Gal pressed his lips together but shook his head. “We can’t.”
“But my father.”
He shook his head.
Sarrin knew she was slowing them down. They waited in a tight little group for her to stumble up to them.
Alex watched her with concern. He’d come because he thought she was a hero, the way she’d saved him during a training exercise in Evangecore. But she hadn’t saved anyone — they didn’t let any of the kids die in Evangecore without their saying so — she’d only damned herself.
Some hero she had to be right now, panting and gasping her way through the city. He’d been a fool to follow her here.
They’d all been fools.
Gal slipped away, angling them closer to the city centre, to the tall Speakers’ tower with its smooth glassine dome raised above everything else like a beacon.

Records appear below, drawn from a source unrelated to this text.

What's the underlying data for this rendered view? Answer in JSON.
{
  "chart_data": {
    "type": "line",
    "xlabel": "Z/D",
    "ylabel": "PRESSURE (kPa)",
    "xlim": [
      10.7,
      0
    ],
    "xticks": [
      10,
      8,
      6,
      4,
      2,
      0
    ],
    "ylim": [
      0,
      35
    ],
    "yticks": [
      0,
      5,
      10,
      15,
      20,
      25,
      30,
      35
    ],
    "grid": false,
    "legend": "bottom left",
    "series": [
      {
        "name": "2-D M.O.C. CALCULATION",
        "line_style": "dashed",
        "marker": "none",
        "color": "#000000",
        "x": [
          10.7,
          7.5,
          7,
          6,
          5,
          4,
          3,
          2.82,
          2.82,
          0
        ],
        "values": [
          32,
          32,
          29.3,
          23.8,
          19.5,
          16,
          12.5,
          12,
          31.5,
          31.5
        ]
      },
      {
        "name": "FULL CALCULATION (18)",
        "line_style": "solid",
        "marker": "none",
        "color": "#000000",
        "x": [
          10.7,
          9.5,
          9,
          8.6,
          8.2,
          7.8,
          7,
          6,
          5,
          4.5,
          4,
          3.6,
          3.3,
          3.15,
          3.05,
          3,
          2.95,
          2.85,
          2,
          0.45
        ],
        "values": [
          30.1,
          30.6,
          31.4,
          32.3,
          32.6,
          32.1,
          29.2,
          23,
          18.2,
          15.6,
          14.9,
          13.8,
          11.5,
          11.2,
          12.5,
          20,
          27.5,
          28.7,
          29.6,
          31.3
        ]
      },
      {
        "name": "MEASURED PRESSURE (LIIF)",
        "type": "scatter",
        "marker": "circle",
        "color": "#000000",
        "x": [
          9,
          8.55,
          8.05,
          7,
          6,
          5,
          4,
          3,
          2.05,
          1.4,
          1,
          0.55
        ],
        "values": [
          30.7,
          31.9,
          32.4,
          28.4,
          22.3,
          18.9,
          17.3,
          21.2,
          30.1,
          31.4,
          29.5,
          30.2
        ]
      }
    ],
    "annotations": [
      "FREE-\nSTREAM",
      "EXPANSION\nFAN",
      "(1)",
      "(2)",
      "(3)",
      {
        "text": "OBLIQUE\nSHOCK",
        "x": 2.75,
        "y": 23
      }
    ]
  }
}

The Gods were probably laughing at her.
She slumped against the wall, letting her legs slide out from underneath her.
“Sarrin, we have to go,” said Grant.
She shook her head. Her eyes started to close. The Speakers saw everything.
She’d had a chance to leave with Kieran on the Observer ship and escape. That was their plan anyhow. But now she was here and he was thousands of light-years away.
It had been wishful thinking anyway, an attempt to ignore the inevitable. She was a monster, an enemy, and she was better off dead. The breathing and gasping was just another reminder that she was still, annoyingly, alive.
She would spend her life like this, sneaking around, praying to the Gods that their Speakers wouldn’t see them — like they did now.